Over 40 years, Three Chimneys has consigned about $40 million worth of horses at auctions, and the farms’ sires’ progeny have earned nearly $1 billion in 1,000 stakes.
The farm is also open for tours, for $10 per person, with proceeds going to multiple local and national charities, Clay said. “We do tours every day, except Sunday,” he explained. “We donate to a myriad of charities; we have a charitable giving committee. One of the handiest ways that we’ve been able to contribute to horse charities is through the Thoroughbred Charities of America. … You give them the money, and you can earmark it for certain charities.”
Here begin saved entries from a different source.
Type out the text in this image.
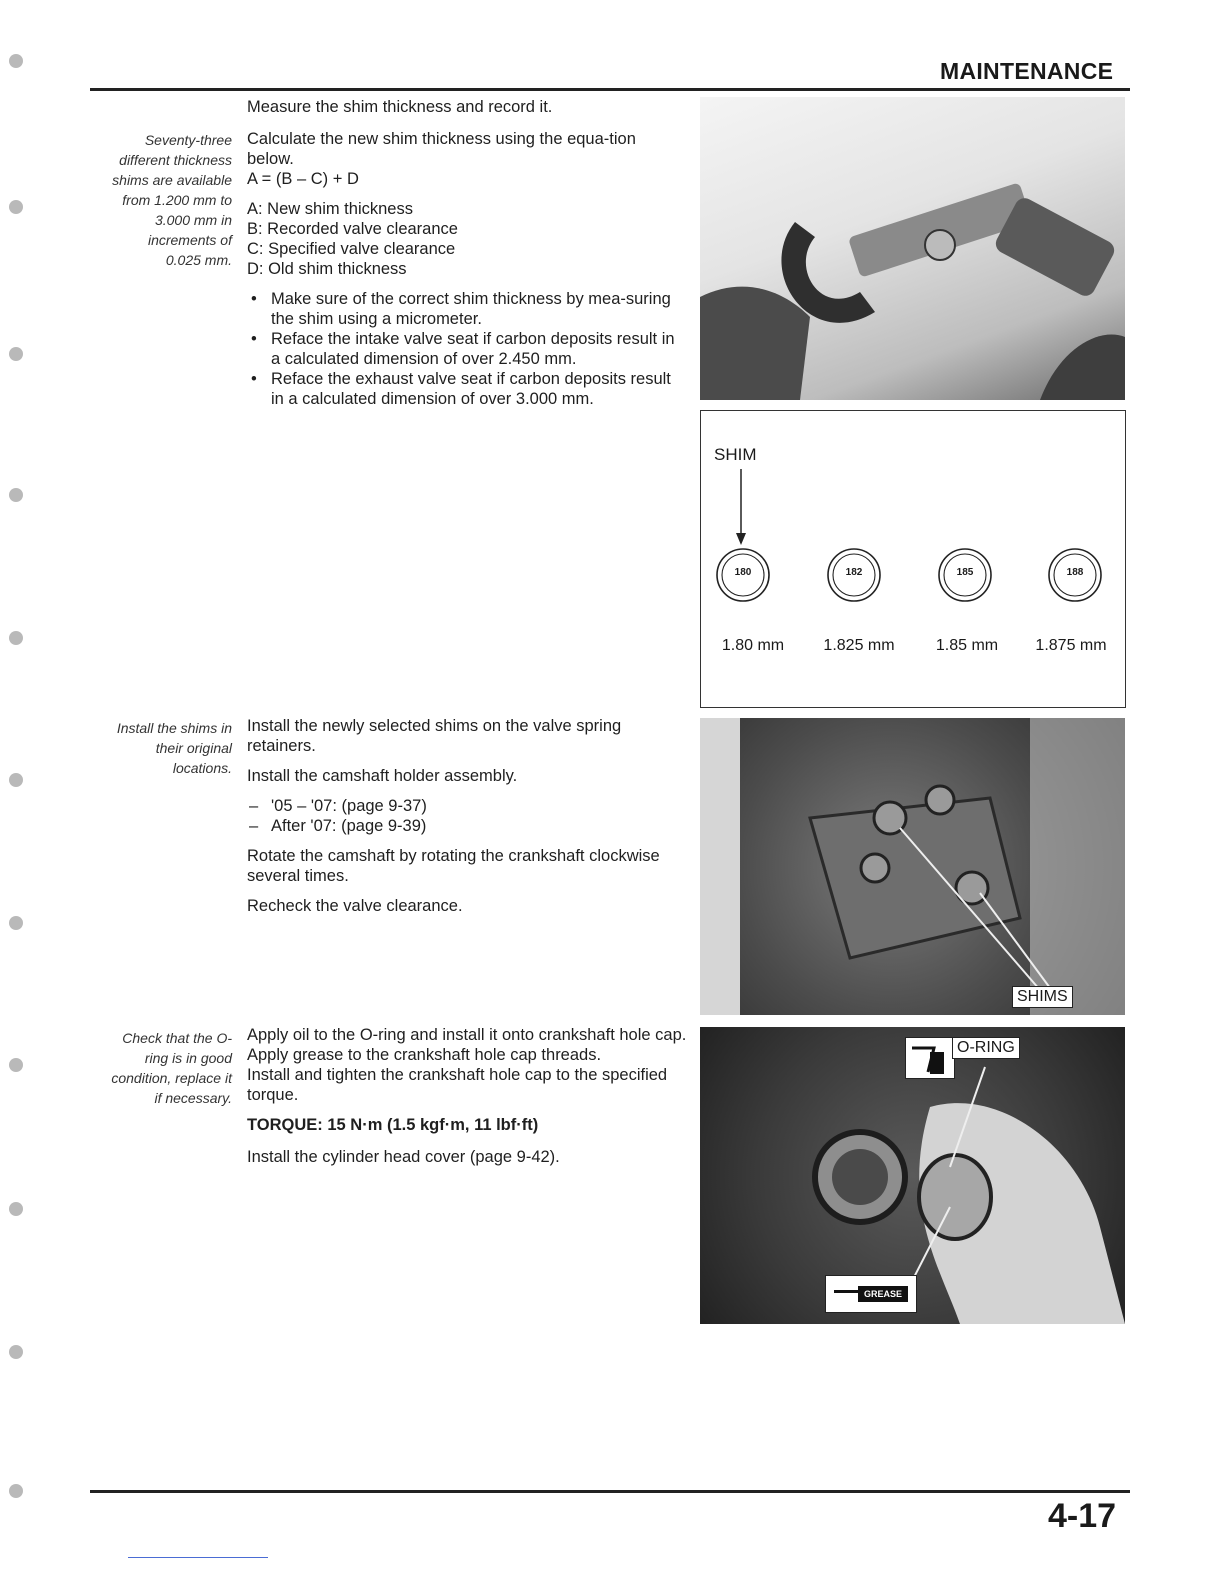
MAINTENANCE
Seventy-three
different thickness
shims are available
from 1.200 mm to
3.000 mm in
increments of
0.025 mm.

Measure the shim thickness and record it.

Calculate the new shim thickness using the equa-tion below.

A = (B – C) + D

A: New shim thickness
B: Recorded valve clearance
C: Specified valve clearance
D: Old shim thickness
• Make sure of the correct shim thickness by mea-suring the shim using a micrometer.
• Reface the intake valve seat if carbon deposits result in a calculated dimension of over 2.450 mm.
• Reface the exhaust valve seat if carbon deposits result in a calculated dimension of over 3.000 mm.
SHIM
180	182	185	188
1.80 mm	1.825 mm	1.85 mm	1.875 mm
Install the shims in
their original
locations.

Install the newly selected shims on the valve spring retainers.

Install the camshaft holder assembly.

– '05 – '07: (page 9-37)
– After '07: (page 9-39)

Rotate the camshaft by rotating the crankshaft clockwise several times.

Recheck the valve clearance.

SHIMS
Check that the O-
ring is in good
condition, replace it
if necessary.

Apply oil to the O-ring and install it onto crankshaft hole cap.

Apply grease to the crankshaft hole cap threads.

Install and tighten the crankshaft hole cap to the specified torque.

TORQUE: 15 N·m (1.5 kgf·m, 11 lbf·ft)

Install the cylinder head cover (page 9-42).

O-RING
GREASE
4-17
More information about the farm’s tours can be found at Three Chimneys’s website.
As for Clay, he gets to tour the farm every day, and feels fortunate to be a part of his family’s business. Though he grew up on the farm, he attended college elsewhere and spent six years in Chicago, following other interests. But in 2002 he returned, and gained more experience in the equestrian world, by working at Irish National Stud in Ireland and Arrowfield Stud in Australia.
“I have a great team of managers, great sales team, great admin team, great marketing team,” he said. “Every day is different, without a doubt.” Foals continue to be born, breeding goes on, and staffers update customers about their animals’ progress or any problems.
“Knock on wood — nothing this week,” Clay said. “Sometimes we’re a hospital, sometimes we’re a boarding school. Horses get hurt. Horses get sick. That’s just something that comes with the territory.
“Over and above, we hope that the thoroughbred market continues to improve,” he said. “2011 was better than 2010, which was positive, and we hope that that happens again, that there’s further increase in 2012. We have three stallions whose two-year-olds are running this year.”
Once the breeding and foaling seasons are over, Clay added, the farm may have some form of event to celebrate its anniversary, and to look and plan ahead for its next 40 years.